Many were brought to the workhouse on the ‘cart’ which was sent through the towns and villages within the union to provide assistance to those who simply could not make it there. For much of the late 19th century this duty fell to Patrick McElree (McElwee?) who was responsible for the workhouse cart.  This was a practice adopted in most towns where a workhouse was located in an effort to keep poverty off the streets.

Young Ann Moran was one such woman, aged twenty, from Bellaghy and who depended on the workhouse cart.  She entered the Magherafelt workhouse ‘in a dying state’ and was dead within a day, buried in the adjoining cemetery likely without any family present.

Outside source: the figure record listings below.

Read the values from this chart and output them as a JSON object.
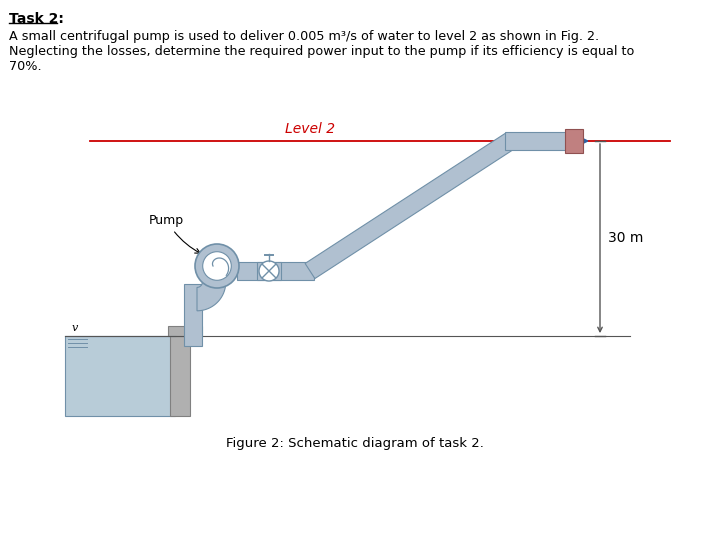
{
  "title_text": "Task 2:",
  "body_line1": "A small centrifugal pump is used to deliver 0.005 m³/s of water to level 2 as shown in Fig. 2.",
  "body_line2": "Neglecting the losses, determine the required power input to the pump if its efficiency is equal to",
  "body_line3": "70%.",
  "level2_label": "Level 2",
  "height_label": "30 m",
  "pump_label": "Pump",
  "figure_caption": "Figure 2: Schematic diagram of task 2.",
  "pipe_color": "#b0c0d0",
  "pipe_edge_color": "#7090a8",
  "pipe_inner_color": "#d8e4ec",
  "level_line_color": "#cc0000",
  "water_color": "#b8ccd8",
  "bg_color": "#ffffff",
  "text_color": "#000000",
  "dim_line_color": "#555555",
  "wall_color": "#b0b0b0",
  "end_cap_color": "#c08080",
  "arrow_color": "#3060a0"
}
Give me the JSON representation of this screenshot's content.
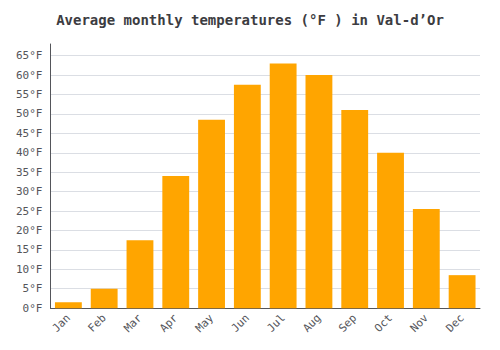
{
  "chart_data": {
    "type": "bar",
    "title": "Average monthly temperatures (°F ) in Val-d’Or",
    "categories": [
      "Jan",
      "Feb",
      "Mar",
      "Apr",
      "May",
      "Jun",
      "Jul",
      "Aug",
      "Sep",
      "Oct",
      "Nov",
      "Dec"
    ],
    "values": [
      1.5,
      5.0,
      17.5,
      34.0,
      48.5,
      57.5,
      63.0,
      60.0,
      51.0,
      40.0,
      25.5,
      8.5
    ],
    "color": "#FFA500",
    "ylim": [
      0,
      68
    ],
    "yticks": [
      {
        "value": 0,
        "label": "0°F"
      },
      {
        "value": 5,
        "label": "5°F"
      },
      {
        "value": 10,
        "label": "10°F"
      },
      {
        "value": 15,
        "label": "15°F"
      },
      {
        "value": 20,
        "label": "20°F"
      },
      {
        "value": 25,
        "label": "25°F"
      },
      {
        "value": 30,
        "label": "30°F"
      },
      {
        "value": 35,
        "label": "35°F"
      },
      {
        "value": 40,
        "label": "40°F"
      },
      {
        "value": 45,
        "label": "45°F"
      },
      {
        "value": 50,
        "label": "50°F"
      },
      {
        "value": 55,
        "label": "55°F"
      },
      {
        "value": 60,
        "label": "60°F"
      },
      {
        "value": 65,
        "label": "65°F"
      }
    ],
    "grid": true
  }
}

William Brown, a coffin maker, was another who was ‘drawn in the workhouse cart’. John McKinney,  a broom maker admitted in a ‘dying state’ was dead within a few hours of entering the workhouse.

The condition of people entering the workhouse were often dire. Margaret Kennedy, a repeat entrant, with her three children were described as being ‘dirty and naked’. Kennedy had been abandoned by her husband and relied on the workhouse for her family’s survival.

At times when there was an outbreak of an infectious disease, the numbers in the workhouse rose and the house cart was put into daily use. These could be sporadic such as in 1864 when both Maghera and Bellaghy were said to be suffering from an outbreak of disease.